The Science Journal of the American Association for Respiratory Care

2007 OPEN FORUM Abstracts

IMPACT OF COPD IN A SURGICAL/TRAUMA ICU ON VENTILATOR LENGTH OF STAY

T. Gillin1, J. S. Emberger1, G. Fulda2

Background: Patients admitted to a Surgical/Trauma ICU are generally intubated and ventilated due to traumatic injuries or surgical procedures and not exacerbation of COPD. However, COPD may be a significant co-morbid factor for these patients. Dynamic air-trapping caused by COPD is well known for increasing work of breathing, but there is a lack of data in the literature showing a difference in outcomes between COPD and Non-COPD patients on mechanical ventilation in this cohort. The purpose of this study was to determine the impact of preexisting COPD on outcome of patients who require mechanical ventilation following trauma or major surgery in a Surgical/Trauma ICU patient population.

Method: We retrospectively reviewed all patients requiring mechanical ventilation in our 22 bed Surgical/Trauma ICU over a 16 month period (January 2006 - April 2007). COPD patients were identified by respiratory staff as those patients treated at home for COPD (receiving active pre-admission treatment for COPD). Data collected included: ventilator days, mortality and tracheostomy rate.

Results: Eight hundred five (805) Non-COPD ventilator patients were identified with 4983 ventilator days for 6.2 average ventilator days per patient. One hundred twenty four (124) COPD ventilator patients were identified with 2666 ventilator days for 21.5 average ventilator days per patient. Average ventilator days per patient were significantly different (p < 0.001) between the two groups. The mortality rate (20.8%, 16.1%) and percent requiring tracheostomy (14.1%, 15.3%) were not statistically different between Non-COPD and COPD patients. Figure 1 displays the percentage of patients remaining on the ventilator by time in days.
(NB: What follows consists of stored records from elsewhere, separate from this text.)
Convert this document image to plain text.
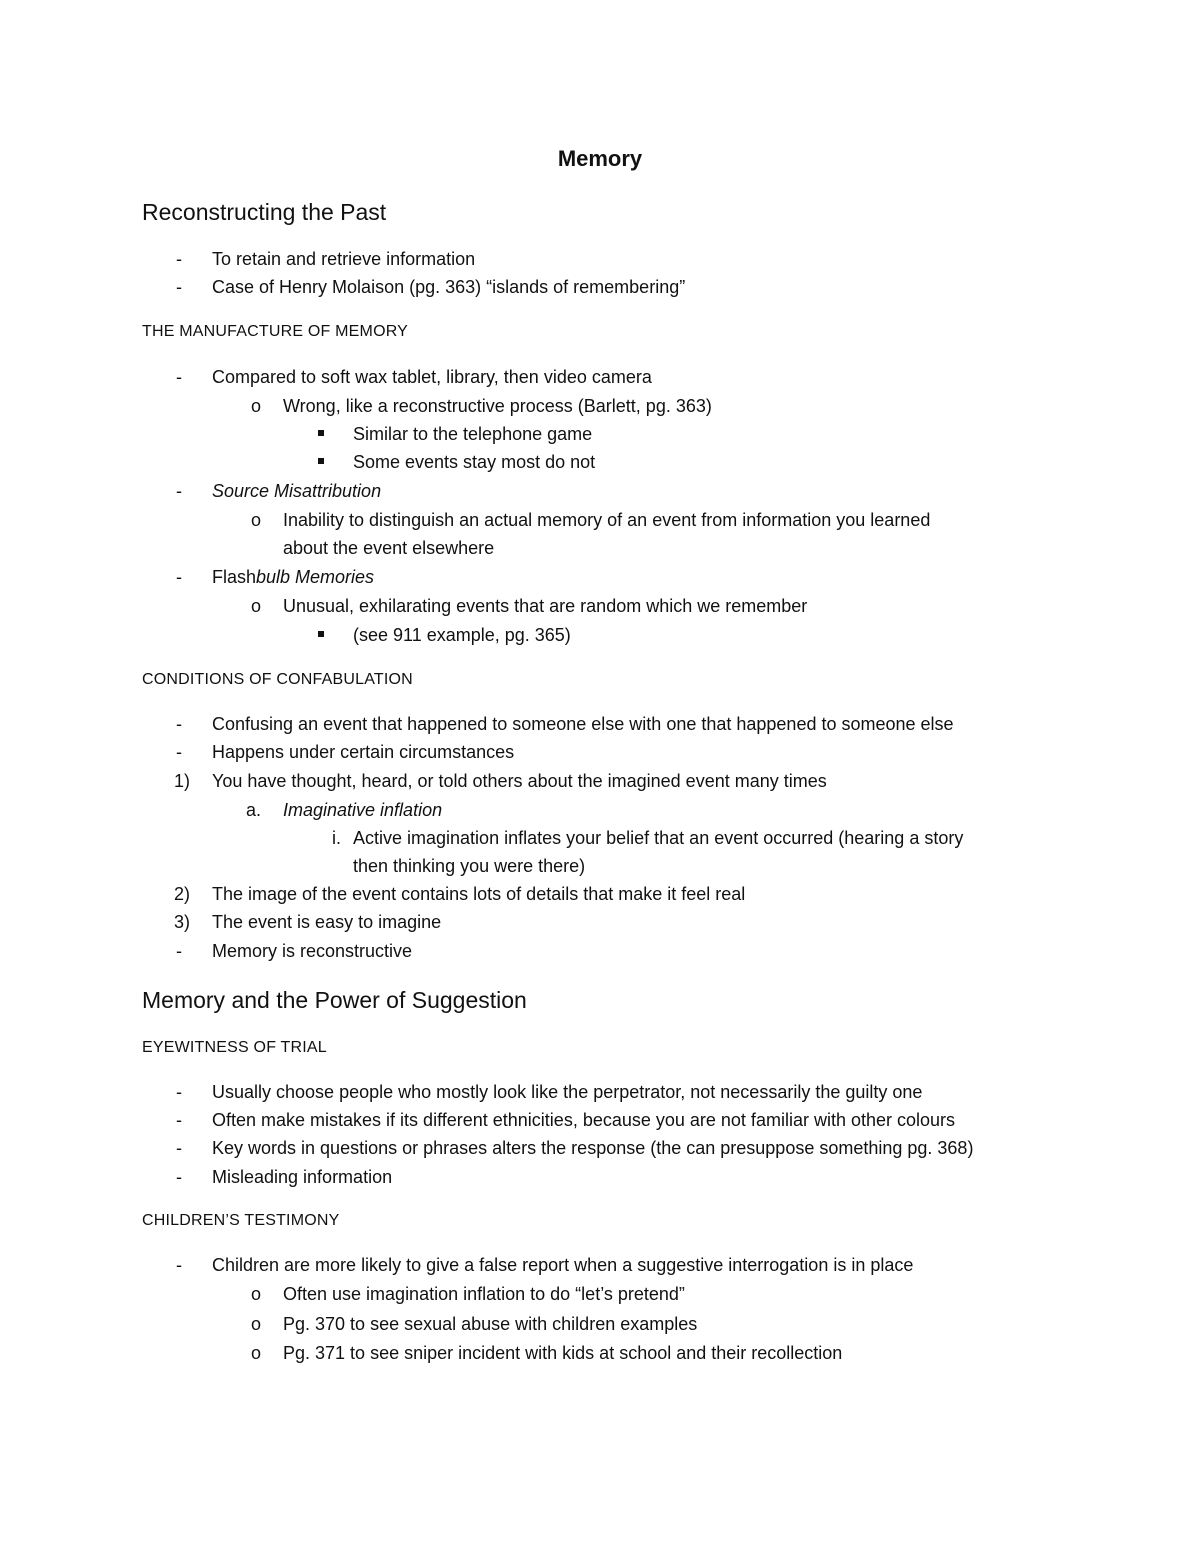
Memory
Reconstructing the Past
- To retain and retrieve information
- Case of Henry Molaison (pg. 363) “islands of remembering”
THE MANUFACTURE OF MEMORY
- Compared to soft wax tablet, library, then video camera
o Wrong, like a reconstructive process (Barlett, pg. 363)
Similar to the telephone game
Some events stay most do not
- Source Misattribution
o Inability to distinguish an actual memory of an event from information you learned
about the event elsewhere
- Flashbulb Memories
o Unusual, exhilarating events that are random which we remember
(see 911 example, pg. 365)
CONDITIONS OF CONFABULATION
- Confusing an event that happened to someone else with one that happened to someone else
- Happens under certain circumstances
1) You have thought, heard, or told others about the imagined event many times
a. Imaginative inflation
i. Active imagination inflates your belief that an event occurred (hearing a story
then thinking you were there)
2) The image of the event contains lots of details that make it feel real
3) The event is easy to imagine
- Memory is reconstructive
Memory and the Power of Suggestion
EYEWITNESS OF TRIAL
- Usually choose people who mostly look like the perpetrator, not necessarily the guilty one
- Often make mistakes if its different ethnicities, because you are not familiar with other colours
- Key words in questions or phrases alters the response (the can presuppose something pg. 368)
- Misleading information
CHILDREN’S TESTIMONY
- Children are more likely to give a false report when a suggestive interrogation is in place
o Often use imagination inflation to do “let’s pretend”
o Pg. 370 to see sexual abuse with children examples
o Pg. 371 to see sniper incident with kids at school and their recollection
Conclusions: Patients in the Surgical/Trauma ICU with the co-morbidity of COPD remain on the ventilator about 3.5 times longer than those who do not have COPD. Despite the increased time on the ventilator, mortality and need for tracheostomy were similar between the groups. Knowing this, we should examine the COPD population for opportunities to optimize work of breathing, reduce airtrapping and perform timely and appropriate liberation trials to normalize this increased time on the ventilator.